Some are simply planning to walk away from homes they no longer can afford.

Shawn Lee, 56, a retiree who owns a home in Seattle, had planned to sell it and retire to his other property in Mesa, Ariz.

He bought the Arizona home for $400,000 a few years ago; it's now worth about $200,000. With his retirement savings hit hard by stock market declines, he doesn't want to spend what savings he has making payments on the second home.

"I would have to spend my little bit of savings. It's a very tough situation," says Lee, who retired from the import and export business. "I decided I have to walk away. I won't have any money for retirement if I keep up with the payments."

Carrying mortgages at 60

Many seniors still owe on their homes.

In the fourth quarter of 2008, about 46% of older Americans around 60 who researched reverse mortgages had an existing traditional mortgage with an average debt of $149,683, according to Golden Gateway Financial. A reverse mortgage is one that makes payments to the homeowner from a home's equity.

There are few special programs among lenders or government agencies geared to help seniors with mortgage problems.

Mortgage giants Freddie Mac and Fannie Mae have none, and neither do some of the nation's largest lenders, such as JPMorgan Chase and Bank of America. The Department of Housing and Urban Development does offer a reverse-mortgage program for seniors.

Much of the help comes from non-profits and other services aimed at helping seniors. Legal Services, which provides counseling for low-income clients, reports that seniors with fixed incomes are especially vulnerable to being displaced by foreclosure.

The mortgage woes facing seniors also are creating challenges for retirement communities and assisted-living centers, which are finding that new members can't move in because they are saddled with homes they can't sell.

"We have found that the retirement communities, in particular, are struggling, since people usually sell their homes to finance the entry fees," Lauren Shaham, spokeswoman for American Association of Homes and Services for the Aging, said in an e-mail.

Two years ago, Fred Schoch, 75, a retired butcher in Hartwell, Ga., got on a waiting list for a retirement community. But now he can't sell his lakefront, 1-acre property because the market is so sluggish. A neighbor has had his home on the market for more than a year.

So Schoch and his wife, Joyce, have had to delay their retirement plans and are struggling to maintain the land. "Sooner or later, it'll be too much to take care of," Schoch says. "To buy into another place, we need money from this place. If we could sell, we'd move now."

Housing bubble's legacy

A substantial proportion — perhaps one-third — of older householders ages 55 to 64 will be less secure in retirement because of the housing bubble and its aftermath, according to a September analysis by the Center for Retirement Research at Boston College.

Vanished equity may be most threatening to seniors who own homes in markets that have seen the steepest price drops, such as Arizona, Southern California and South Florida.

"Their home is their largest asset, and that's taken a substantial hit. It's really impacting retirees right now," says Pete Flint, CEO of Trulia.com, a real estate search service.

"It's sad to see them go into foreclosure in their twilight years.
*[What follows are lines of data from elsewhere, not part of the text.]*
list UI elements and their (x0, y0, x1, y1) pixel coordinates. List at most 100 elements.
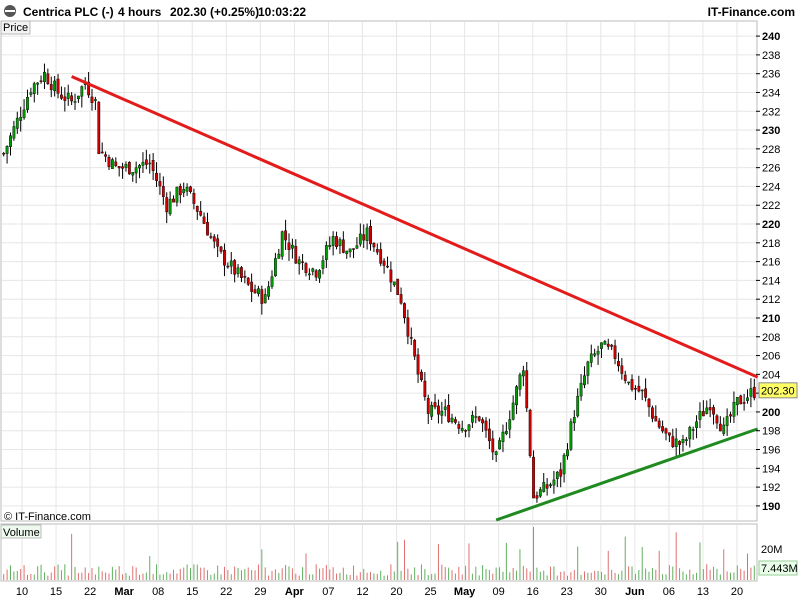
last-price-value: 202.30 (761, 385, 795, 397)
brand-label: IT-Finance.com (708, 5, 795, 19)
candle-body (26, 97, 29, 110)
candle-body (348, 248, 352, 253)
candle-body (654, 415, 658, 422)
candle-body (450, 417, 454, 423)
candle-body (185, 186, 189, 192)
candle-body (586, 361, 590, 376)
candle-body (138, 165, 141, 169)
y-tick-label: 230 (762, 125, 780, 137)
x-tick-label: 10 (16, 586, 28, 598)
candle-body (172, 198, 175, 203)
candle-body (284, 230, 287, 241)
candle-body (572, 417, 576, 424)
candle-body (100, 151, 104, 154)
candle-body (338, 239, 342, 246)
candle-body (667, 432, 671, 436)
candle-body (549, 484, 552, 487)
candle-body (725, 416, 729, 426)
candle-body (243, 276, 247, 278)
candle-body (127, 162, 131, 175)
candle-body (202, 216, 206, 224)
candle-body (440, 410, 444, 416)
price-change-label: 202.30 (+0.25%) (170, 5, 259, 19)
x-tick-label: 06 (663, 586, 675, 598)
candle-body (32, 83, 36, 94)
candle-body (742, 402, 746, 404)
x-tick-label: 09 (493, 586, 505, 598)
candle-body (199, 211, 203, 216)
candle-body (389, 269, 393, 283)
candle-body (610, 344, 614, 347)
volume-last-value: 7.443M (761, 563, 798, 575)
candle-body (22, 109, 26, 118)
price-chart: Centrica PLC (-) 4 hours 202.30 (+0.25%)… (0, 0, 800, 600)
candle-body (555, 471, 559, 480)
candle-body (698, 411, 702, 420)
candle-body (168, 198, 172, 215)
candle-body (640, 389, 644, 392)
candle-body (735, 397, 739, 406)
candle-body (223, 249, 226, 266)
time-label: 10:03:22 (258, 5, 306, 19)
candle-body (12, 126, 16, 139)
candle-body (386, 265, 389, 268)
candle-body (392, 281, 396, 286)
candle-body (294, 245, 298, 264)
candle-body (423, 380, 427, 397)
y-tick-label: 206 (762, 351, 780, 363)
candle-body (297, 259, 301, 265)
candle-body (189, 186, 192, 192)
candle-body (311, 268, 315, 272)
candle-body (484, 420, 488, 431)
candle-body (43, 71, 46, 82)
candle-body (63, 96, 67, 101)
y-tick-label: 194 (762, 463, 780, 475)
candle-body (426, 398, 430, 414)
candle-body (318, 270, 321, 279)
instrument-title: Centrica PLC (-) (23, 5, 114, 19)
x-tick-label: May (454, 586, 476, 598)
candle-body (617, 361, 620, 367)
candle-body (593, 353, 597, 356)
candle-body (253, 289, 257, 294)
y-tick-label: 226 (762, 163, 780, 175)
candle-body (576, 395, 580, 417)
candle-body (134, 167, 138, 174)
candle-body (60, 94, 63, 99)
candle-body (324, 245, 328, 260)
candle-body (538, 489, 542, 497)
candle-body (433, 402, 437, 408)
x-tick-label: 22 (84, 586, 96, 598)
x-tick-label: Jun (625, 586, 645, 598)
candle-body (528, 409, 532, 456)
candle-body (263, 294, 267, 304)
candle-body (151, 160, 155, 171)
candle-body (413, 340, 417, 357)
candle-body (90, 96, 94, 103)
candle-body (226, 265, 230, 268)
candle-body (525, 370, 529, 409)
candle-body (328, 245, 332, 247)
candle-body (664, 428, 668, 434)
candle-body (603, 341, 607, 345)
x-tick-label: 25 (424, 586, 436, 598)
candle-body (630, 379, 634, 390)
candle-body (637, 385, 641, 392)
y-tick-label: 218 (762, 238, 780, 250)
candle-body (355, 245, 359, 249)
candle-body (460, 428, 464, 431)
y-tick-label: 208 (762, 332, 780, 344)
candle-body (165, 197, 169, 213)
candle-body (80, 86, 84, 97)
y-tick-label: 214 (762, 275, 780, 287)
candle-body (545, 484, 549, 489)
candle-body (144, 159, 148, 165)
y-tick-label: 240 (762, 31, 780, 43)
candle-body (729, 414, 732, 417)
candle-body (260, 289, 264, 304)
timeframe-label[interactable]: 4 hours (118, 5, 162, 19)
candle-body (36, 82, 40, 85)
candle-body (521, 370, 525, 377)
candle-body (749, 388, 753, 397)
candle-body (457, 424, 461, 429)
It's very tragic," says Flint.

Macon McDavid and her husband, Jim, aren't facing foreclosure, but the vision they once had of their golden years is no more.

Instead of retiring, McDavid, 72, is sending out résumés in hopes of getting a job to help make ends meet. She and Jim own a home in Raleigh, N.C., and a vacation cottage in Sunset Beach, N.C.

When their son became ill, they spent about $70,000 on his medical care before he died. They were forced to take out a second mortgage. Meanwhile, the retirement savings they'd invested in the stock market lost about half its value.

Macon McDavid says they now have no choice but to sell one of the properties. The problem: There are no buyers, and the couple can't afford to take the loss they'd incur at current market prices.

"Our concern is about making payments. We have to decide which house to sell, but just because you put it on the market doesn't mean it will sell," McDavid says.

"All our life we worked to be where we are, and we're not there anymore."